Talk about rings of ire. Golf’s passage back to the Olympic Games has been about as comfortable as Colin Montgomerie on a Greco-Roman wrestling mat. The Royal & Ancient game’s rocky road to Rio continues to be the talk of the golfing steamie, as you can read elsewhere in this fine organ, and if there’s one person who likes to blether then it’s Monty. That can all change once a tournament actually starts, of course, but on the eve of a championship, when he is in a smiling, engaging, carnival mood before a ball is clattered in anger, the 53-year-old can generate more words than John Chilcot.

In this game of numbers, there are other figures that keep increasing for Montgomerie. “I looked and I was something like No 1200 in the world,” said Monty, who is actually 1587th but don’t tell him that. “I thought, ‘that’s rubbish, I’m better than that.’ But as a senior golfer now, my world ranking is suspended.”

The advancing years have certainly not dimmed Montgomerie’s enthusiasm or competitive drive and ahead of the Aberdeen Asset Management Scottish Open here at Castle Stuart, the former Ryder Cup skipper continues to think the unthinkable. There’s not been a Scottish winner of the Scottish Open since Montgomerie himself triumphed in 1999 at Loch Lomond so what would it mean to a man who has plundered 31 European Tour titles during a shimmering career to pull off an unlikely conquest? “Everything,” he said. “You’ve got to be realistic and realise that a top-10 here would be a hell of an achievement. But Miguel Angel Jimenez won a regular Tour event in his 50s and I would like to think it was somehow still possible. These type of links courses give the older generation more of an opportunity. I’m still competitive and I want to prove that.”

Given that the rest of the Scots on the European Tour have hardly given us cause to hang out the bunting so far this season, you can’t knock Montgomerie for stating his purposeful intentions. “We are going through a lean spell,” he added of this current malaise in the cradle of the game. “There’s no getting away from that. There was a spell when England really only had Lee Westwood in the top 100 in the world but all of a sudden they’ve had a resurgence. Let’s hope there is light at the end of the tunnel.”

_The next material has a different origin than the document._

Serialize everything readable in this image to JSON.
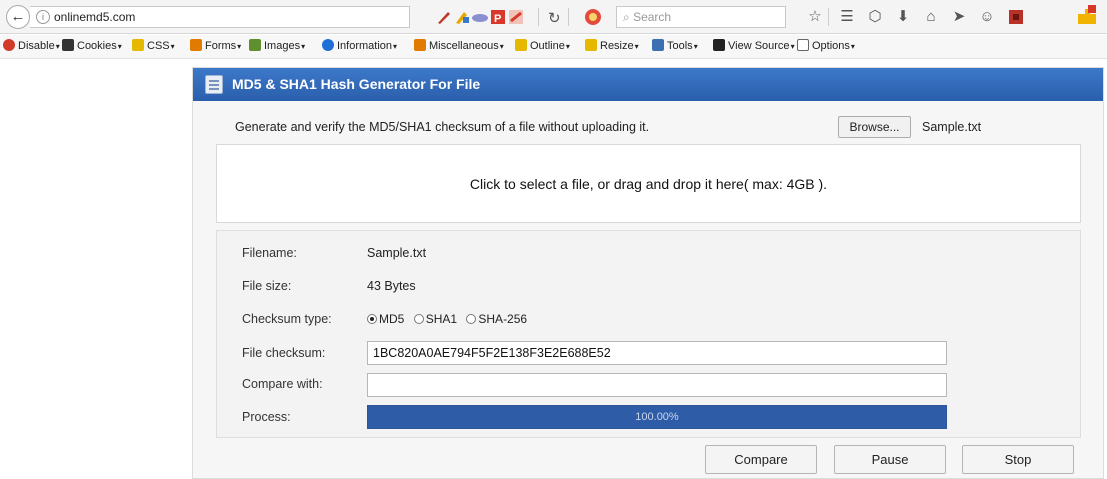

It was three years ago that Phil Mickelson finally saw the light when it came to links golf. The Californian had spent seasons trying to get to the grips with the various nuances, fiddlings and footerings of the links test but in 2013 he finally had his Eureka moment. Victory in the Scottish Open at Castle Stuart was swiftly followed by the ultimate seaside success in the Open Championship at Muirfield seven days later as Mickelson got a monkey the size of King Kong off his back.

The 46-year-old has not tasted victory since he lifted the Claret Jug and despite close shaves on the PGA Tour in 2016 – he was runner-up at Pebble Beach in February and second at the St Jude Classic last month – the five-time major winner’s inconsistency this season continues to leave him scratching his head like Stan Laurel trying to figure out the Herald’s cryptic crossword. “I don’t have a great answer for you,” he said to a crowd of folk looking for answers. "It's hard to say when it's going to all click. I hope it clicks this week. I don't feel like it's far off but I've been saying that for a while."

Back in his happy highland hunting ground this week, Mickelson continues to harbour a great affection for this neck of the golfing woods. On a day when a lot of chatter was about those aforementioned Olympic rings, Mickelson preferred to focus on rings of a different kind. "On the Sunday of the final round here at the Scottish Open (in 2013), my daughter (Sophia), went into town and she had bought two rings for my wife and I, unknowing to us," he explained. "She had gone online and became an ordained minister and she ended up having a wedding vow renewal for my wife and I at the place we were staying and where I'm staying again this week.

"It was a very emotional thing. It was one of the coolest things that has ever been done for Amy and I. I'm very appreciative to have had that experience, but also to be able to come back and relive it."

After three years without a victory, Mickelson would dearly love to renew his relationship with that winning feeling again.